もう一組、英国から新婚の研究者(は夫の方)- Linda (Grace Kelly) & Donald Nordley (Donald Sinden)の夫婦が野生のゴリラを見て捕まえにやってきて、着いた早々に夫の方が熱だして倒れて、夫婦は一部屋占有するのでEloiseはVictorの部屋に追いやられて、そうやって始まるどろどろにもrom-comにも向かわない、獣にも人類にも寄らない男女のドラマで、アフリカの辺境なので出ていくのも逃げるのも戻ってくるのものたれ死ぬのも勝手なところに、現地の異文化とか自然とかいろんな動物たちが絡まったり挟まったりしてくる。解き放ったり抑止したりするものがなにもないどうぞお好きに、の世界 – そこらの動物たちはそうやって暮らしている「自然状態」で容姿もプライドも地位もそれなりに満たされている/きた主人公たちはどんなふうに恋に向かっていくのかいかないのか。

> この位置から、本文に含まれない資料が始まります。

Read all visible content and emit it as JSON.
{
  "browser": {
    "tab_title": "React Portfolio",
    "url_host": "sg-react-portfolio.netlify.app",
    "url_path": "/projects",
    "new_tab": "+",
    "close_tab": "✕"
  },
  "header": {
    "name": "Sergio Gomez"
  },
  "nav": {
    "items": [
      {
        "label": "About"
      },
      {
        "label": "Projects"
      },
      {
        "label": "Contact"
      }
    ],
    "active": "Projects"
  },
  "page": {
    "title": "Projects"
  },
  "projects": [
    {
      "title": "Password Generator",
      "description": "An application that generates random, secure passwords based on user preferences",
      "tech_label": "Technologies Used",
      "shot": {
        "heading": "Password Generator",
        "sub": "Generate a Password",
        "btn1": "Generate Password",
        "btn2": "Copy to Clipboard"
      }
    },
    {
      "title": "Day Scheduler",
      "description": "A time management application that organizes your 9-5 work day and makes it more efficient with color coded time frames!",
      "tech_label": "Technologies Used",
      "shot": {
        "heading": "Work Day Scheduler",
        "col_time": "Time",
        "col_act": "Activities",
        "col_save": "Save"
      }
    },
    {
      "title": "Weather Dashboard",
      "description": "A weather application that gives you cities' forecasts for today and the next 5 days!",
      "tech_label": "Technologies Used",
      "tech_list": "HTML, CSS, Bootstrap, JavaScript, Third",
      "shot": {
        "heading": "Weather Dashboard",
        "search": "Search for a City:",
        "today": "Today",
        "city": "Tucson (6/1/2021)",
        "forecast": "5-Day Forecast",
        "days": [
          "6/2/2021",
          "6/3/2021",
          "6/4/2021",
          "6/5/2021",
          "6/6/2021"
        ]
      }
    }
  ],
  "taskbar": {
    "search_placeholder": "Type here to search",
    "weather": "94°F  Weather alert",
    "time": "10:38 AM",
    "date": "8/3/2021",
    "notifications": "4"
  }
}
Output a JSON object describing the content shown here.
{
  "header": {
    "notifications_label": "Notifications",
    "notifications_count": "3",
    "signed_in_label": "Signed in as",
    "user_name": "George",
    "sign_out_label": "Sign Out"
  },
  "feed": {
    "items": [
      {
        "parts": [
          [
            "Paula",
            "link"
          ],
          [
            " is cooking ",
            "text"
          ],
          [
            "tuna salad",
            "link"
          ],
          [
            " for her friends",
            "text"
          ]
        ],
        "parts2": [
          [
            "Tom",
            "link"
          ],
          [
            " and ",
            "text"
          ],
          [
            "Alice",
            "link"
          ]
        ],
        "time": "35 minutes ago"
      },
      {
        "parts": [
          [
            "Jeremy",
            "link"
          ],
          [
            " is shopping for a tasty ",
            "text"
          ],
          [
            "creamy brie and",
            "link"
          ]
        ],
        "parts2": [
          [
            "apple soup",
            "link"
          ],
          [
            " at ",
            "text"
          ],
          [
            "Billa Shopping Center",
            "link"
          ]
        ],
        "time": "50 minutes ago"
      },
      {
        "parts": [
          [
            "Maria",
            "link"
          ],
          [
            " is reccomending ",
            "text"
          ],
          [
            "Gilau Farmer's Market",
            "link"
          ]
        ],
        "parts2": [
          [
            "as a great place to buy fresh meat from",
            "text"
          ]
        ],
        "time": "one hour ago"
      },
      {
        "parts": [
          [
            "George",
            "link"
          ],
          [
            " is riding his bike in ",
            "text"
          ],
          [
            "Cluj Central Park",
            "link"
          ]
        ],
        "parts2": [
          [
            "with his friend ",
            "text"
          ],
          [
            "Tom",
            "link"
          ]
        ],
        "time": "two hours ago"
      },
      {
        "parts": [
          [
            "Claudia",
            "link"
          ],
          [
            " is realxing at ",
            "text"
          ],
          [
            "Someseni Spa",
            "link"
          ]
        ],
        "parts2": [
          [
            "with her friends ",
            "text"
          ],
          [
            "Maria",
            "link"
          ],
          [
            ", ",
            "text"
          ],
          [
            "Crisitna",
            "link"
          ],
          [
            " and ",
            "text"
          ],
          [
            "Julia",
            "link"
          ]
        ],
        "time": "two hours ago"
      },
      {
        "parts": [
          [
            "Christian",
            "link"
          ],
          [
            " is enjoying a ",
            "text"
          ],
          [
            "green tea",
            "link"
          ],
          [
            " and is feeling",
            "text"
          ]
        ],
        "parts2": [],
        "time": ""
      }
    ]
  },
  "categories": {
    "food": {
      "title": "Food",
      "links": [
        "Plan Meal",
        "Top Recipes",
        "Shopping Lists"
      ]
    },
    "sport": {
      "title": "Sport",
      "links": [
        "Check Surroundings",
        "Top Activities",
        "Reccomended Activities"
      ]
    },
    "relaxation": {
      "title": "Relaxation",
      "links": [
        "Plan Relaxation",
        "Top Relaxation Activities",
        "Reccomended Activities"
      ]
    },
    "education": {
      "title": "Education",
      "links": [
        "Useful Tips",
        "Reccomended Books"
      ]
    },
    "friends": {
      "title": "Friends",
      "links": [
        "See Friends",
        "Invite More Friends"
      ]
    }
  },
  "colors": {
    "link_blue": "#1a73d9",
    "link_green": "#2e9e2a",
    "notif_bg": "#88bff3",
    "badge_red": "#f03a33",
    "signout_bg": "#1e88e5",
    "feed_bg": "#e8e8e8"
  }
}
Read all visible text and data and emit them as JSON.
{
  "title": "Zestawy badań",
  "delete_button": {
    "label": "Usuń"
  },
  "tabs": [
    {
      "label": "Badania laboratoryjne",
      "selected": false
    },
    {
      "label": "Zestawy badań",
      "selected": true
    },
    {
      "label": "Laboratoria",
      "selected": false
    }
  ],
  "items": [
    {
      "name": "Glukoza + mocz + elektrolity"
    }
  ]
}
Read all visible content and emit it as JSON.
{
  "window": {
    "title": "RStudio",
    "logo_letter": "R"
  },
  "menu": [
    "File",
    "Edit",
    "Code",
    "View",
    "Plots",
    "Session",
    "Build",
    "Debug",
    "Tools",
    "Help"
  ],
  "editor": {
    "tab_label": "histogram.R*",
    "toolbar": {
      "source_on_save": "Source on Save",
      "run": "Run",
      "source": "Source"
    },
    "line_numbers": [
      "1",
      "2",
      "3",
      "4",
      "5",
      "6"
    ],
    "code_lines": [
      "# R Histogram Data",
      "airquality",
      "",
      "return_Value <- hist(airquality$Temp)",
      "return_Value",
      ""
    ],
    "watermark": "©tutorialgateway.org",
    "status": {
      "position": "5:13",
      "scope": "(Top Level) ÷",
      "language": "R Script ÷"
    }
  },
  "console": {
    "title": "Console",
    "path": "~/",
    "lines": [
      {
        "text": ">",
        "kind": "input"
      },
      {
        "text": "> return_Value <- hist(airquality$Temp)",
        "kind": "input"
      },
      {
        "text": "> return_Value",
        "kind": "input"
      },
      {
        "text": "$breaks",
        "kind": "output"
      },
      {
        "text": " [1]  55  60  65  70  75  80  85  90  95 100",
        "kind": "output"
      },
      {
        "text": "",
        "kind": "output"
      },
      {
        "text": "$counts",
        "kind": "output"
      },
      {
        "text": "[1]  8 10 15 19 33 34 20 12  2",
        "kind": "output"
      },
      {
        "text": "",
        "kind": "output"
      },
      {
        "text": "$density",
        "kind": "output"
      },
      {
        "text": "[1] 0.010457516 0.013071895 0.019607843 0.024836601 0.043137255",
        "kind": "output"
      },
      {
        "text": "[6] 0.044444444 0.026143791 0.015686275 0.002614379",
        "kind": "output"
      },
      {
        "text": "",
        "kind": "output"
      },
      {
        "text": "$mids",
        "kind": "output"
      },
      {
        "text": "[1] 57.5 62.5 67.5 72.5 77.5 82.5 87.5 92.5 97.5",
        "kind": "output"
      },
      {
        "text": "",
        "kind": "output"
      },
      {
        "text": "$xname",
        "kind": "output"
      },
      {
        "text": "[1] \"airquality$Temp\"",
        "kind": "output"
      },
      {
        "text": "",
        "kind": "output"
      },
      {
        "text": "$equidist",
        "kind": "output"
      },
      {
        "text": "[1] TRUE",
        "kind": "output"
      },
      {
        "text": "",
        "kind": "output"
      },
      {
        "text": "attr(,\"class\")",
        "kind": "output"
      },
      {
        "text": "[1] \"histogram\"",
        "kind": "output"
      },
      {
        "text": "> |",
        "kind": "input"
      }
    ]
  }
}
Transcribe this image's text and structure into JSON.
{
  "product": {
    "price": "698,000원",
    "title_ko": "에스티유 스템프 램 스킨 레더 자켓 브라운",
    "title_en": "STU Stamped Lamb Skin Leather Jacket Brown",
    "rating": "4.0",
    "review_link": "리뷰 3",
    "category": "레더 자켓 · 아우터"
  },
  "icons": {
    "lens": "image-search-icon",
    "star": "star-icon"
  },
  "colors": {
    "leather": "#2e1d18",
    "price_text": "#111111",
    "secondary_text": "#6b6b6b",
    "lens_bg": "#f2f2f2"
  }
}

というテーマがあるのかないのかすらよくわからない、極限状態とは異なる、でもそんなにまともではない - 神も悪魔も法も道徳も慣習も家族もついてこないし従う要請もされない環境で、この状態で、意味不明のタイトルが地平線上に浮かぶ。

Clark Gableはほぼなんもしない、僻地での駐在が長すぎて性格が歪んでしまった鼻持ちならないやな男(よくいる)の役で、あのまま猛獣とかに喰われちゃえばよかったのに、くらいで、メインはふたりの女性を見せるだけ、となるとやっぱりAva Gardnerのかっこよさに痺れるしかない。ほんとここだけと、あと動物たち。

この3年後の、あの歪んだ変てことしか言いようがない『捜索者』(1956)の心象風景ってここで描かれたアフリカの変奏なのではないか、という気がしないでもない。理解しようがないなにかに触れて、帰属とか理解とかを諦めた男が捜し始める「なにか」とその背後にひろがる”Mogambo”。

あとなんか、五所平之助の特集で見た井上靖原作で佐分利信がまん中にいるやつ - 『わが愛』(1960)とか『猟銃』(1961)とかを思い出した。どこが魅力的なんだかちっともわからない佐分利信の周りに決して幸せになれるとは思えないのに女性たちがなんとなく傍にいて暮らしてて、それでも全体としてあんまし幸せにはなれないようなやつ。なんとなくだけど。

ドラマとして、というよりそういう事態や状態はありえて、映画はそういうのも当然、あるものとして、ある種の驚異のように描くのだ、とか。


昨晩寝る前にThe PoguesのベーシストDarryl Huntの訃報を知る。初来日で見たときからステージの上を軽やかに駆けていく彼のベースがだいすきだった。RIP.